ICE regulations specify that when a detained noncitizen dies in custody, the agency will conduct timely notification, review and publication of the death. But the regulatory language about people who die immediately after release from ICE custody is vague and doesn’t include a reporting timeline or proposed mechanism of accountability for such deaths.

When we investigated the total number of deaths in ICE custody from fiscal years 2021 to 2023, our research team cross-referenced published ICE death reports with news releases issued by investigative journalists and immigration advocacy groups. Our review of public records and available legal documents confirmed four deaths that were not accounted for in the 11 death reports ICE published from those years.

Through this investigation we found a pattern of detainees who, while hospitalized, were released from ICE custody after being deemed critically ill, with death clinically imminent.

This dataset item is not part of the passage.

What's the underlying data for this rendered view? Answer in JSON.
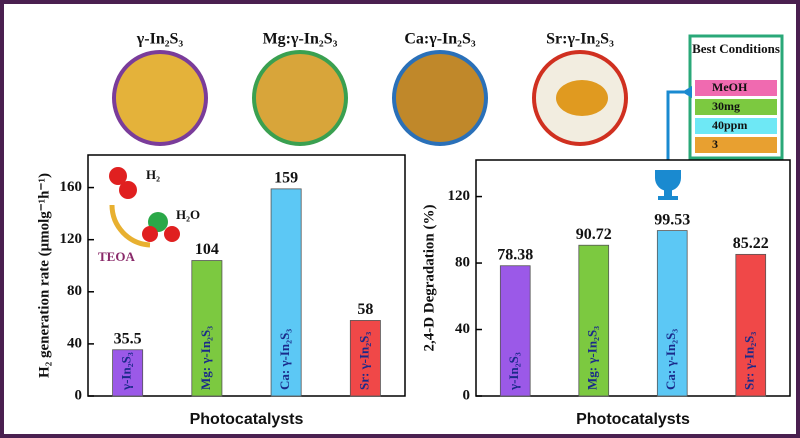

When we reviewed these detainees’ medical records we found deaths that could have been prevented. In one such case, a detainee contracted COVID-19 while in custody and suffered a series of complications, including multiple hospitalizations for recurrent infections. Concerns raised by the facility medical director about the patient’s persistently critical condition went unaddressed, and after ultimately suffering a stroke the patient was placed on life support. ICE released the unconscious patient from custody just prior to his death. This technical release from custody allowed ICE to avoid mandatory public reporting of this case and its details.

Officially, ICE has said that it is continuing to evaluate its enforcement of health standards and is looking for ways to improve medical care delivery.

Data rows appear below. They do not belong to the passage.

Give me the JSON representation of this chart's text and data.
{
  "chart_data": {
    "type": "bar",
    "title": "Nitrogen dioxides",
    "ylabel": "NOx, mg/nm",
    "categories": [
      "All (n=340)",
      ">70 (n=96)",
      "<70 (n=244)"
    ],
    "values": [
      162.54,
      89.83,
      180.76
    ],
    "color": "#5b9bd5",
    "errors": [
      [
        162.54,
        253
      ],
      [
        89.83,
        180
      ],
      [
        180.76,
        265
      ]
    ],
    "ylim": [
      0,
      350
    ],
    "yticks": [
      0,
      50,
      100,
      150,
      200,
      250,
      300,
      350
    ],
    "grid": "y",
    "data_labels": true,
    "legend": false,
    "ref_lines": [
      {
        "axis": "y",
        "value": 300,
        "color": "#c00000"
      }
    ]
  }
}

Our research team’s key recommendation, also highlighted by the authors of Deadly Failures, is that all deaths of individuals that occur within 30 days of release from ICE custody be included in mandatory public reporting of ICE statistics and death reports. This is a critical measure of transparency and accountability.

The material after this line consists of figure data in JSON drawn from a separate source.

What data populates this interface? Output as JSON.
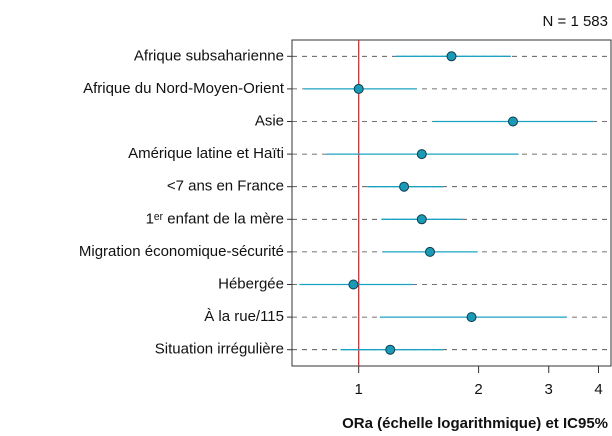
{
  "chart_data": {
    "type": "forest",
    "annotation": "N = 1 583",
    "x_label": "ORa (échelle logarithmique) et IC95%",
    "categories": [
      "Afrique subsaharienne",
      "Afrique du Nord-Moyen-Orient",
      "Asie",
      "Amérique latine et Haïti",
      "<7 ans en France",
      "1ᵉʳ enfant de la mère",
      "Migration économique-sécurité",
      "Hébergée",
      "À la rue/115",
      "Situation irrégulière"
    ],
    "values": [
      1.71,
      1.0,
      2.44,
      1.44,
      1.3,
      1.44,
      1.51,
      0.97,
      1.92,
      1.2
    ],
    "ci_low": [
      1.24,
      0.73,
      1.54,
      0.83,
      1.05,
      1.14,
      1.15,
      0.71,
      1.13,
      0.9
    ],
    "ci_high": [
      2.41,
      1.4,
      3.89,
      2.52,
      1.63,
      1.82,
      1.99,
      1.37,
      3.33,
      1.63
    ],
    "reference_line": 1,
    "xscale": "log",
    "xlim": [
      0.68,
      4.3
    ],
    "xticks": [
      1,
      2,
      3,
      4
    ],
    "line_color": "#1ca3c4",
    "point_color": "#1b9ab8",
    "reference_color": "#e3242b",
    "grid": true
  }
}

Detainee yard with low buildings behind fences topped with barbed wire and tall light poles

The Port Isabel ICE detention center in Los Fresnos, Texas. Veronica Gabriela Cardenas-Pool/Getty Images

What should Immigration and Customs Enforcement be doing to prevent unnecessary deaths on its watch?

Time in ICE custody is related to preventable death. People detained in ICE facilities should be released as quickly as possible so their medical needs can be transitioned to more consistent and long-term care.

Triage should also be standardized. Detainees who show signs and symptoms of serious medical conditions should be rapidly assessed and quickly transferred to local emergency rooms for further evaluation and treatment. Rigorous oversight and accountability should be established for all workers at ICE facilities and for clinical outcomes of detained patients.

Are you still seeking answers to questions you have about detainees? If so, what are you looking for?

ICE’s collection, recording and sharing of high-quality data regarding the capacity of ICE facilities, the scope of health services available and metrics of health outcomes for people detained in ICE custody is markedly limited. The dearth of data leaves a barrage of unanswered questions regarding the conditions that contribute to poor health outcomes. In my view, ICE detention facilities should be held to standards of transparency and accountability to federal and public reporting, as are other large systems of medical care.

Is there anything that has surprised you in what you’ve found over the past few years?

The instances of deficient professional language services, including interpretation and translation, for people detained in ICE custody is surprising. It is at odds with a federal mandate that stipulates a patient’s right to receive health information in their preferred language at no cost. This right is exercised daily in U.S. hospitals and clinics across the country for the nondetained with in-person interpreters or readily accessible technology.

Woman in white coat examines man in orange jumpsuit

An ICE Health Service Corps photo shows a detainee in an orange jumpsuit receiving care. ICE Health Service Corps

Ultimately, it is disheartening but not surprising that extensive research continues to demonstrate a diminished standard of care experienced by people detained in ICE custody.